La question est donc posée de savoir si une épidémie importante, et en phase de propagation, peut légitimer, in extremis, le report des élections municipales des 15 et 22 mars à des dates nettement plus lointaines. Au regard de l’exigence d’un « motif d’intérêt général » suffisant, la survenance d’une épidémie de la nature de celle du coronavirus, avec ses obligations de confinement et les risques de contamination dans des espaces clos, est parfaitement défendable. Les bureaux de vote constituent automatiquement des lieux de concentration de la population, avec des files d’attente, des stationnements parfois assez longs et des conditions d’aération souvent médiocres. De plus, la peur de la contamination peut avoir un effet dissuasif sur le comportement des électeurs et les inciter à ne pas se rendre au bureau de vote. Au regard de l’organisation matérielle des élections, une loi publiée le jeudi 12 mars permettrait aisément, en métropole et outre-mer, de ne pas ouvrir les bureaux de vote. Les élus et les candidats seraient certainement attentifs à suivre ces nouvelles dispositions législatives.
D’un point de vue procédural, il conviendrait que le Gouvernement dépose rapidement un court projet de loi portant report des élections municipales et que l’Assemblée nationale et le Sénat unissent leurs efforts pour statuer en deux ou trois jours. Interrompre à l’Assemblée nationale la discussion du projet sur les retraites ne chagrinerait pas grand monde. Une éventuelle décision du Conseil constitutionnel pourrait intervenir en quelques heures. Lorsqu’il y a une véritable urgence, la machine à produire des lois peut aller vite.
Dans la foulée d’une telle loi, il conviendrait de statuer sur au moins trois questions importantes :
– faut-il décaler également les élections sénatoriales prévues en septembre 2020 ? La logique des précédents est de répondre « Oui », mais une discussion est logique ;
– à quelle date faut-il prévoir les nouvelles élections municipales ? Certainement après la fin de l’épidémie, mais qui peut la prévoir? Un report d’un an serait cohérent. Cela permettrait de les jumeler avec les élections régionales et départementales de 2021 ou d’organiser un nouveau calendrier de toutes les élections locales, avec en ligne de mire l’élection présidentielle de 2022 ;
– que faire des comptes de campagne d’aujourd’hui ? Les élections à venir devenant de nouvelles élections, un nouveau point de départ des dépenses et des recettes serait déterminé.

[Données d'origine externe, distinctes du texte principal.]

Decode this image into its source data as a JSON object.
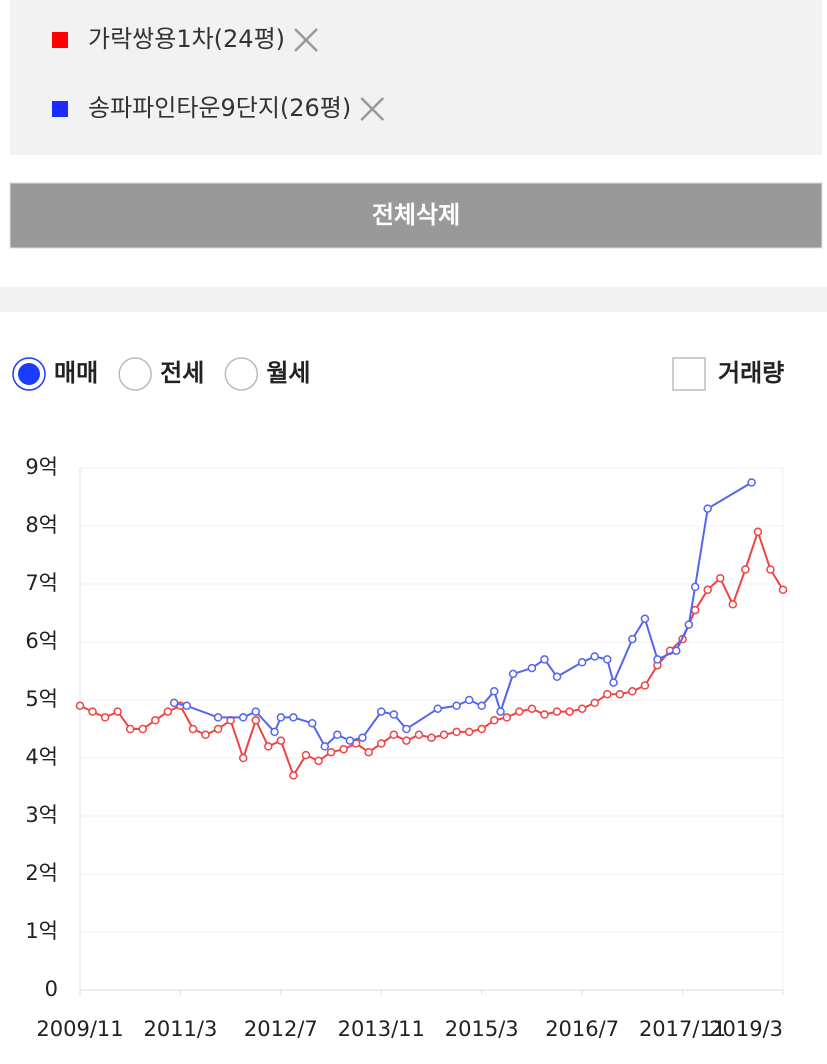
{
  "ui": {
    "delete_all": "전체삭제",
    "radios": [
      {
        "label": "매매",
        "checked": true
      },
      {
        "label": "전세",
        "checked": false
      },
      {
        "label": "월세",
        "checked": false
      }
    ],
    "checkbox": {
      "label": "거래량",
      "checked": false
    }
  },
  "chart_data": {
    "type": "line",
    "series": [
      {
        "name": "가락쌍용1차(24평)",
        "color": "#ee4444",
        "legend_color": "#ff0000",
        "x": [
          "2009/11",
          "2010/1",
          "2010/3",
          "2010/5",
          "2010/7",
          "2010/9",
          "2010/11",
          "2011/1",
          "2011/3",
          "2011/5",
          "2011/7",
          "2011/9",
          "2011/11",
          "2012/1",
          "2012/3",
          "2012/5",
          "2012/7",
          "2012/9",
          "2012/11",
          "2013/1",
          "2013/3",
          "2013/5",
          "2013/7",
          "2013/9",
          "2013/11",
          "2014/1",
          "2014/3",
          "2014/5",
          "2014/7",
          "2014/9",
          "2014/11",
          "2015/1",
          "2015/3",
          "2015/5",
          "2015/7",
          "2015/9",
          "2015/11",
          "2016/1",
          "2016/3",
          "2016/5",
          "2016/7",
          "2016/9",
          "2016/11",
          "2017/1",
          "2017/3",
          "2017/5",
          "2017/7",
          "2017/9",
          "2017/11",
          "2018/1",
          "2018/3",
          "2018/5",
          "2018/7",
          "2018/9",
          "2018/11",
          "2019/1",
          "2019/3"
        ],
        "values": [
          4.9,
          4.8,
          4.7,
          4.8,
          4.5,
          4.5,
          4.65,
          4.8,
          4.9,
          4.5,
          4.4,
          4.5,
          4.65,
          4.0,
          4.65,
          4.2,
          4.3,
          3.7,
          4.05,
          3.95,
          4.1,
          4.15,
          4.25,
          4.1,
          4.25,
          4.4,
          4.3,
          4.4,
          4.35,
          4.4,
          4.45,
          4.45,
          4.5,
          4.65,
          4.7,
          4.8,
          4.85,
          4.75,
          4.8,
          4.8,
          4.85,
          4.95,
          5.1,
          5.1,
          5.15,
          5.25,
          5.6,
          5.85,
          6.05,
          6.55,
          6.9,
          7.1,
          6.65,
          7.25,
          7.9,
          7.25,
          6.9
        ]
      },
      {
        "name": "송파파인타운9단지(26평)",
        "color": "#5566ee",
        "legend_color": "#1a2cff",
        "x": [
          "2011/2",
          "2011/4",
          "2011/9",
          "2012/1",
          "2012/3",
          "2012/6",
          "2012/7",
          "2012/9",
          "2012/12",
          "2013/2",
          "2013/4",
          "2013/6",
          "2013/8",
          "2013/11",
          "2014/1",
          "2014/3",
          "2014/8",
          "2014/11",
          "2015/1",
          "2015/3",
          "2015/5",
          "2015/6",
          "2015/8",
          "2015/11",
          "2016/1",
          "2016/3",
          "2016/7",
          "2016/9",
          "2016/11",
          "2016/12",
          "2017/3",
          "2017/5",
          "2017/7",
          "2017/10",
          "2017/12",
          "2018/1",
          "2018/3",
          "2018/10"
        ],
        "values": [
          4.95,
          4.9,
          4.7,
          4.7,
          4.8,
          4.45,
          4.7,
          4.7,
          4.6,
          4.2,
          4.4,
          4.3,
          4.35,
          4.8,
          4.75,
          4.5,
          4.85,
          4.9,
          5.0,
          4.9,
          5.15,
          4.8,
          5.45,
          5.55,
          5.7,
          5.4,
          5.65,
          5.75,
          5.7,
          5.3,
          6.05,
          6.4,
          5.7,
          5.85,
          6.3,
          6.95,
          8.3,
          8.75
        ]
      }
    ],
    "xlim": [
      "2009/11",
      "2019/3"
    ],
    "xticks": [
      "2009/11",
      "2011/3",
      "2012/7",
      "2013/11",
      "2015/3",
      "2016/7",
      "2017/11",
      "2019/3"
    ],
    "ylim": [
      0,
      9
    ],
    "yticks": [
      0,
      {
        "value": 1,
        "label": "1억"
      },
      {
        "value": 2,
        "label": "2억"
      },
      {
        "value": 3,
        "label": "3억"
      },
      {
        "value": 4,
        "label": "4억"
      },
      {
        "value": 5,
        "label": "5억"
      },
      {
        "value": 6,
        "label": "6억"
      },
      {
        "value": 7,
        "label": "7억"
      },
      {
        "value": 8,
        "label": "8억"
      },
      {
        "value": 9,
        "label": "9억"
      }
    ],
    "grid": true
  }
}
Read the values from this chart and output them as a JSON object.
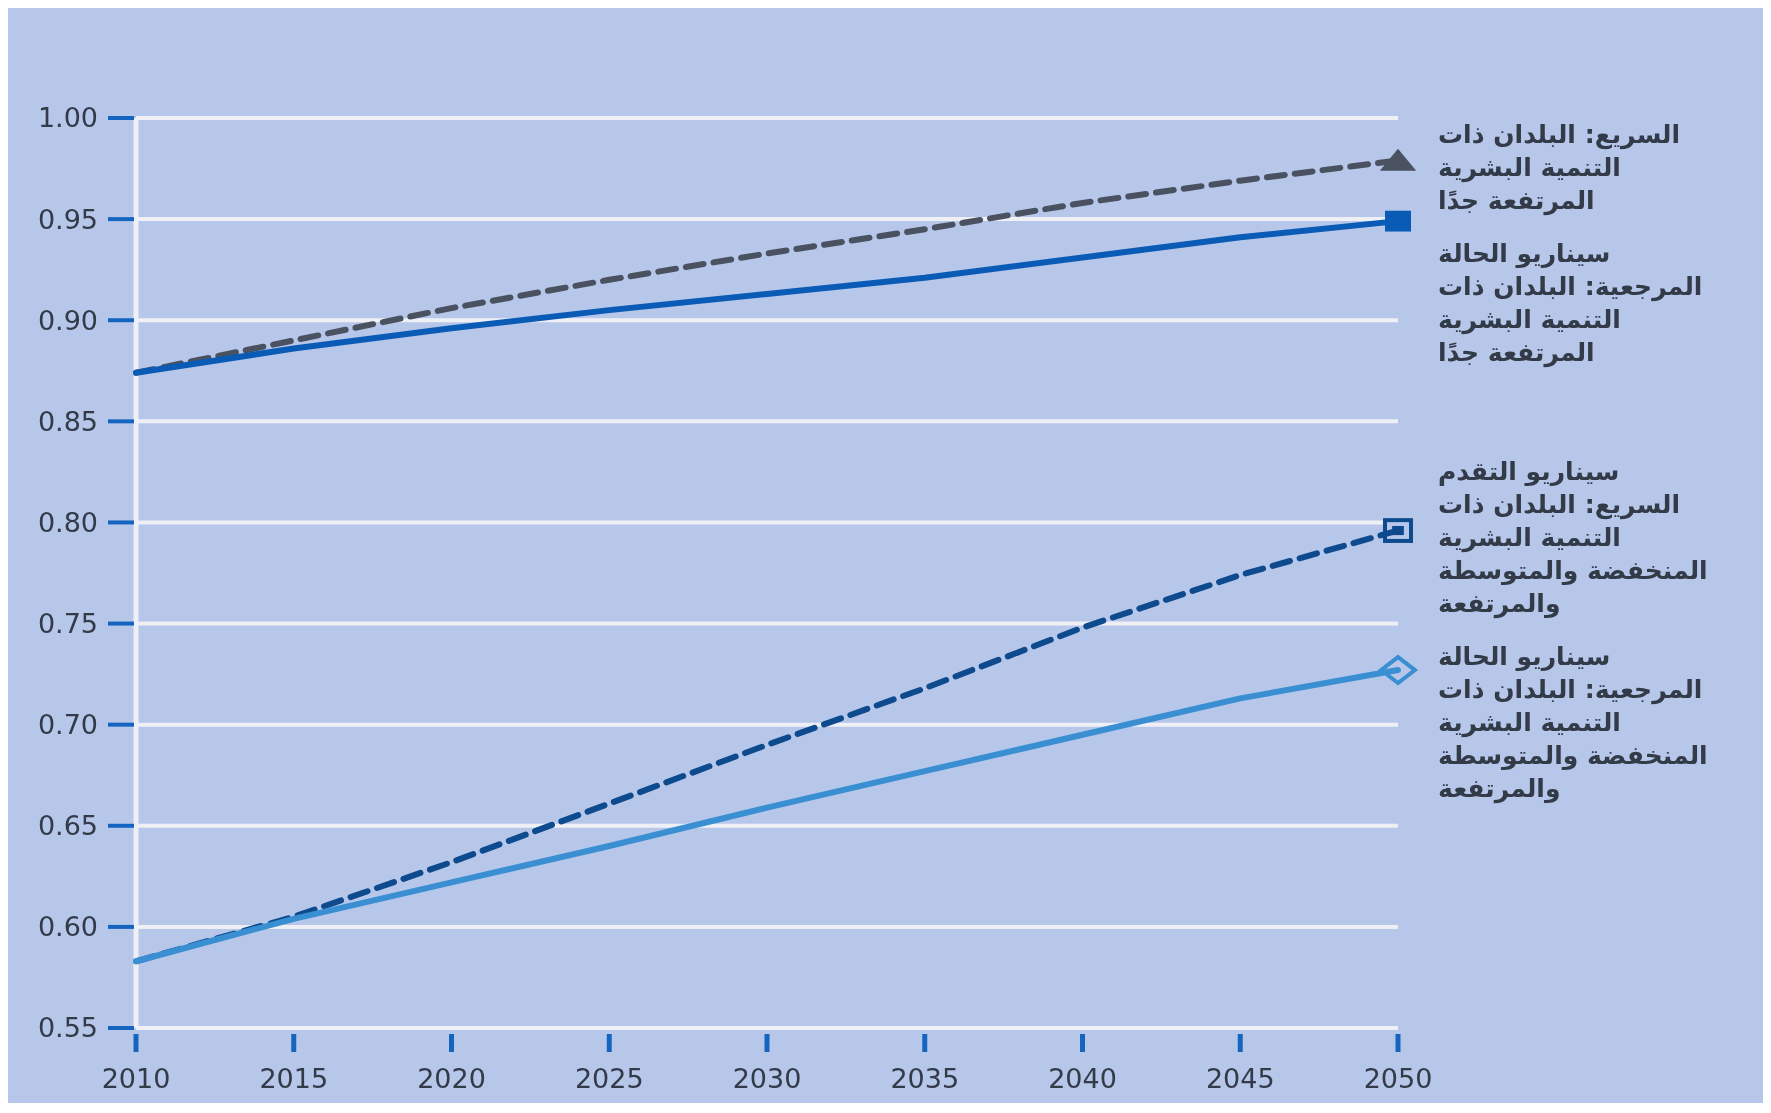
{
  "chart_data": {
    "type": "line",
    "x": [
      2010,
      2015,
      2020,
      2025,
      2030,
      2035,
      2040,
      2045,
      2050
    ],
    "xlim": [
      2010,
      2050
    ],
    "xticks": [
      2010,
      2015,
      2020,
      2025,
      2030,
      2035,
      2040,
      2045,
      2050
    ],
    "ylim": [
      0.55,
      1.0
    ],
    "yticks": [
      {
        "value": 0.55,
        "label": "0.55"
      },
      {
        "value": 0.6,
        "label": "0.60"
      },
      {
        "value": 0.65,
        "label": "0.65"
      },
      {
        "value": 0.7,
        "label": "0.70"
      },
      {
        "value": 0.75,
        "label": "0.75"
      },
      {
        "value": 0.8,
        "label": "0.80"
      },
      {
        "value": 0.85,
        "label": "0.85"
      },
      {
        "value": 0.9,
        "label": "0.90"
      },
      {
        "value": 0.95,
        "label": "0.95"
      },
      {
        "value": 1.0,
        "label": "1.00"
      }
    ],
    "grid": "y",
    "legend": "right",
    "series": [
      {
        "name": "السريع: البلدان ذات التنمية البشرية المرتفعة جدًا",
        "color": "#4a5262",
        "line_style": "dashed",
        "values": [
          0.874,
          0.89,
          0.906,
          0.92,
          0.933,
          0.945,
          0.958,
          0.969,
          0.979
        ]
      },
      {
        "name": "سيناريو الحالة المرجعية: البلدان ذات التنمية البشرية المرتفعة جدًا",
        "color": "#0a5bb5",
        "line_style": "solid",
        "values": [
          0.874,
          0.886,
          0.896,
          0.905,
          0.913,
          0.921,
          0.931,
          0.941,
          0.949
        ]
      },
      {
        "name": "سيناريو التقدم السريع: البلدان ذات التنمية البشرية المنخفضة والمتوسطة والمرتفعة",
        "color": "#0e4a8e",
        "line_style": "dashed",
        "values": [
          0.583,
          0.605,
          0.632,
          0.661,
          0.69,
          0.718,
          0.748,
          0.774,
          0.796
        ]
      },
      {
        "name": "سيناريو الحالة المرجعية: البلدان ذات التنمية البشرية المنخفضة والمتوسطة والمرتفعة",
        "color": "#3a8fd2",
        "line_style": "solid",
        "values": [
          0.583,
          0.604,
          0.622,
          0.64,
          0.659,
          0.677,
          0.695,
          0.713,
          0.727
        ]
      }
    ]
  }
}
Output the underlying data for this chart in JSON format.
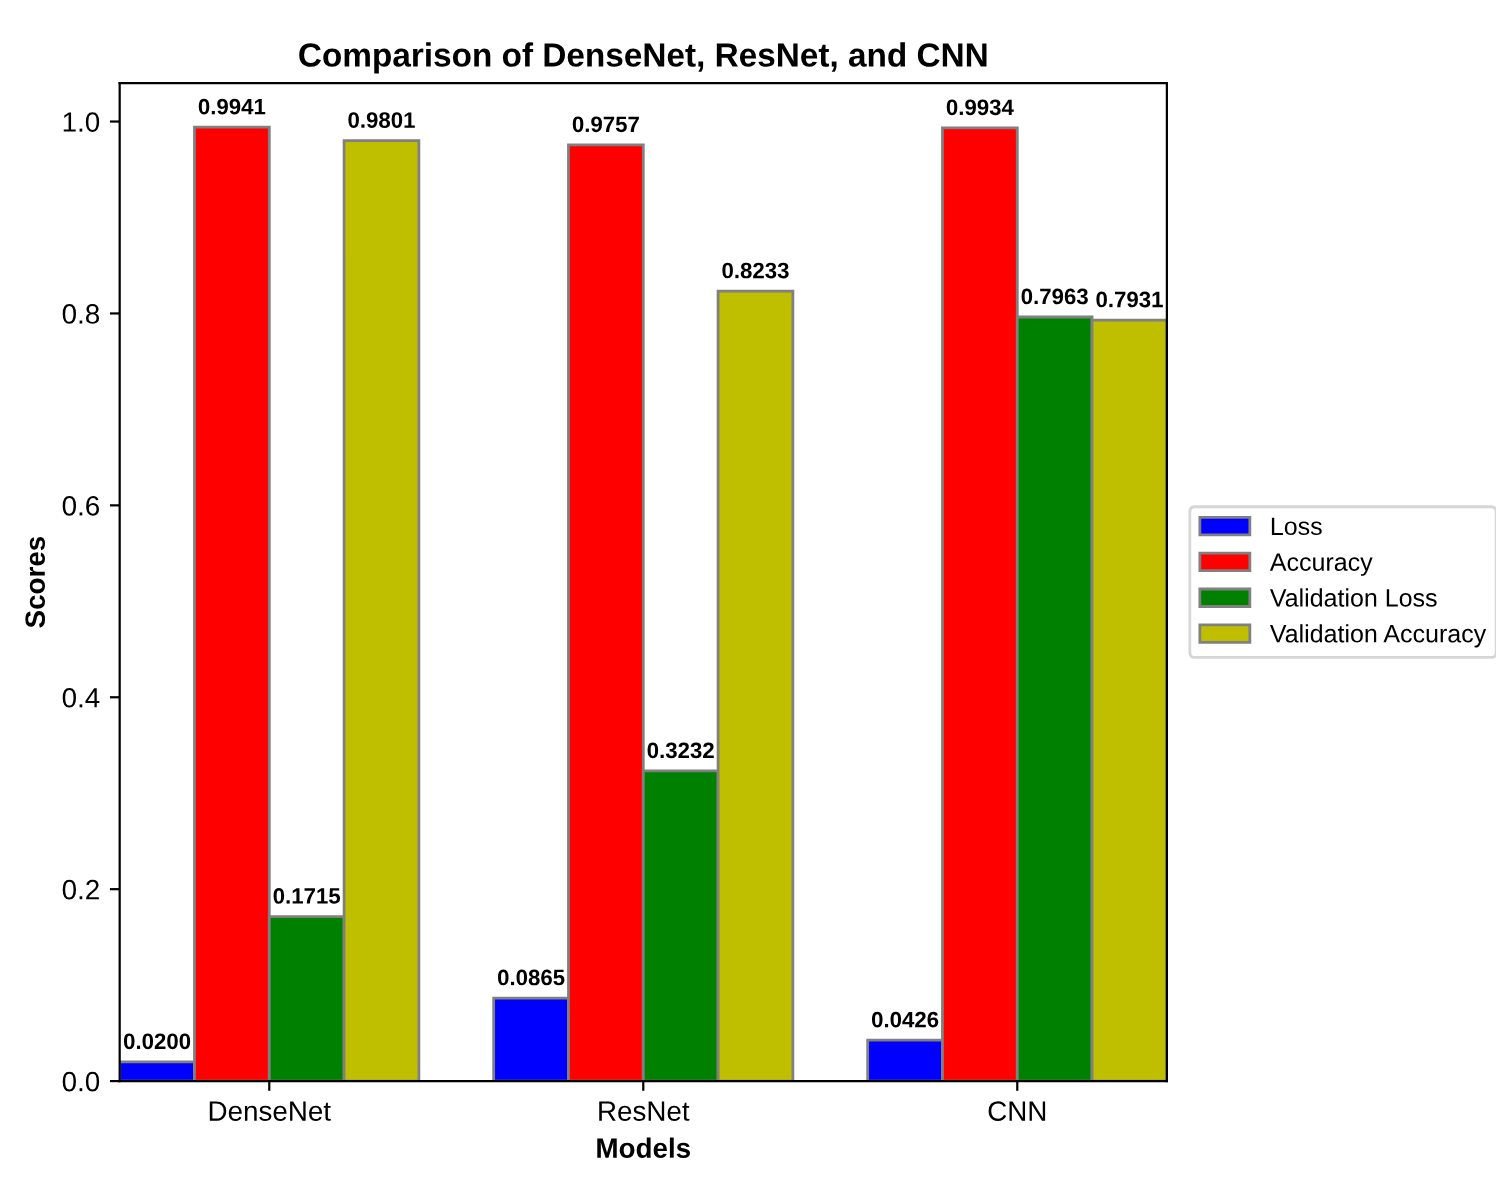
{
  "chart_data": {
    "type": "bar",
    "title": "Comparison of DenseNet, ResNet, and CNN",
    "xlabel": "Models",
    "ylabel": "Scores",
    "categories": [
      "DenseNet",
      "ResNet",
      "CNN"
    ],
    "series": [
      {
        "name": "Loss",
        "color": "#0000ff",
        "values": [
          0.02,
          0.0865,
          0.0426
        ],
        "value_labels": [
          "0.0200",
          "0.0865",
          "0.0426"
        ]
      },
      {
        "name": "Accuracy",
        "color": "#ff0000",
        "values": [
          0.9941,
          0.9757,
          0.9934
        ],
        "value_labels": [
          "0.9941",
          "0.9757",
          "0.9934"
        ]
      },
      {
        "name": "Validation Loss",
        "color": "#008000",
        "values": [
          0.1715,
          0.3232,
          0.7963
        ],
        "value_labels": [
          "0.1715",
          "0.3232",
          "0.7963"
        ]
      },
      {
        "name": "Validation Accuracy",
        "color": "#bfbf00",
        "values": [
          0.9801,
          0.8233,
          0.7931
        ],
        "value_labels": [
          "0.9801",
          "0.8233",
          "0.7931"
        ]
      }
    ],
    "ylim": [
      0,
      1.04
    ],
    "yticks": [
      {
        "value": 0,
        "label": "0.0"
      },
      {
        "value": 0.2,
        "label": "0.2"
      },
      {
        "value": 0.4,
        "label": "0.4"
      },
      {
        "value": 0.6,
        "label": "0.6"
      },
      {
        "value": 0.8,
        "label": "0.8"
      },
      {
        "value": 1,
        "label": "1.0"
      }
    ],
    "legend": "right",
    "grid": false
  }
}
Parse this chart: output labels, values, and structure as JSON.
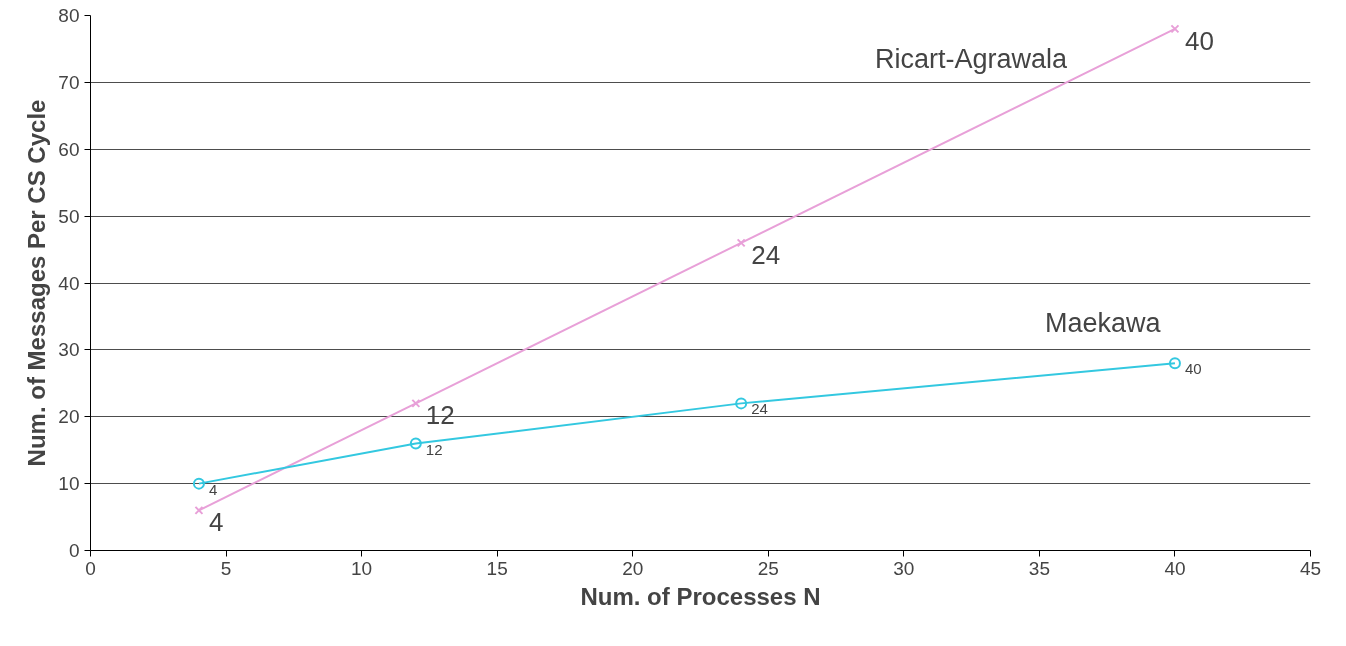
{
  "chart_data": {
    "type": "line",
    "xlabel": "Num. of Processes N",
    "ylabel": "Num. of Messages Per CS Cycle",
    "x": [
      4,
      12,
      24,
      40
    ],
    "series": [
      {
        "name": "Ricart-Agrawala",
        "color": "#e8a0d8",
        "marker": "cross",
        "values": [
          6,
          22,
          46,
          78
        ]
      },
      {
        "name": "Maekawa",
        "color": "#33c8e0",
        "marker": "circle",
        "values": [
          10,
          16,
          22,
          28
        ]
      }
    ],
    "annotations": [
      {
        "text": "4",
        "x": 4,
        "y": 6
      },
      {
        "text": "12",
        "x": 12,
        "y": 22
      },
      {
        "text": "24",
        "x": 24,
        "y": 46
      },
      {
        "text": "40",
        "x": 40,
        "y": 78
      },
      {
        "text": "4",
        "x": 4,
        "y": 10
      },
      {
        "text": "12",
        "x": 12,
        "y": 16
      },
      {
        "text": "24",
        "x": 24,
        "y": 22
      },
      {
        "text": "40",
        "x": 40,
        "y": 28
      }
    ],
    "xlim": [
      0,
      45
    ],
    "xticks": [
      0,
      5,
      10,
      15,
      20,
      25,
      30,
      35,
      40,
      45
    ],
    "ylim": [
      0,
      80
    ],
    "yticks": [
      0,
      10,
      20,
      30,
      40,
      50,
      60,
      70,
      80
    ],
    "grid": "y",
    "legend": false,
    "line_style": "solid"
  }
}
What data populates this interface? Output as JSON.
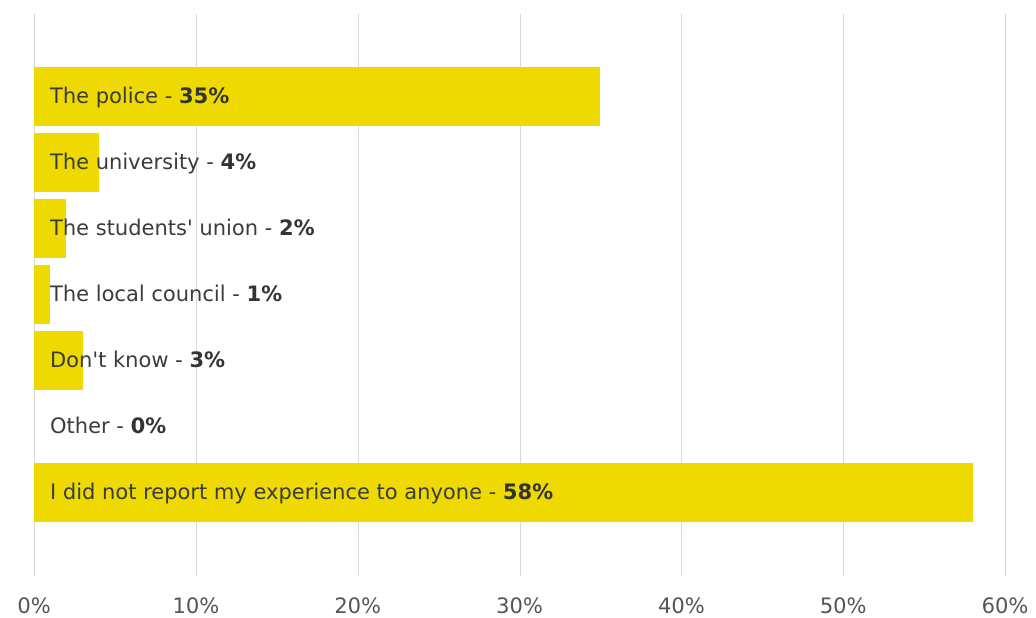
{
  "chart_data": {
    "type": "bar",
    "orientation": "horizontal",
    "categories": [
      "The police",
      "The university",
      "The students' union",
      "The local council",
      "Don't know",
      "Other",
      "I did not report my experience to anyone"
    ],
    "values": [
      35,
      4,
      2,
      1,
      3,
      0,
      58
    ],
    "value_labels": [
      "35%",
      "4%",
      "2%",
      "1%",
      "3%",
      "0%",
      "58%"
    ],
    "xlim": [
      0,
      60
    ],
    "x_ticks": [
      0,
      10,
      20,
      30,
      40,
      50,
      60
    ],
    "x_tick_labels": [
      "0%",
      "10%",
      "20%",
      "30%",
      "40%",
      "50%",
      "60%"
    ],
    "grid": true,
    "bar_color": "#eed900",
    "title": "",
    "xlabel": "",
    "ylabel": ""
  }
}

En même temps il n’est pas raisonnable de laisser entièrement à la charge des candidats des dépenses à propos desquelles ils espéraient un remboursement partiel de l’État. Une modification législative devient de ce fait indispensable.
Dans l’hypothèse de report ici envisagée, l’urgence est d’y procéder et de faire en sorte que les communes aient le temps de démonter leur organisation électorale. Le Gouvernement et le Parlement disposeraient, ensuite, de quelques semaines pour en tirer les conséquences.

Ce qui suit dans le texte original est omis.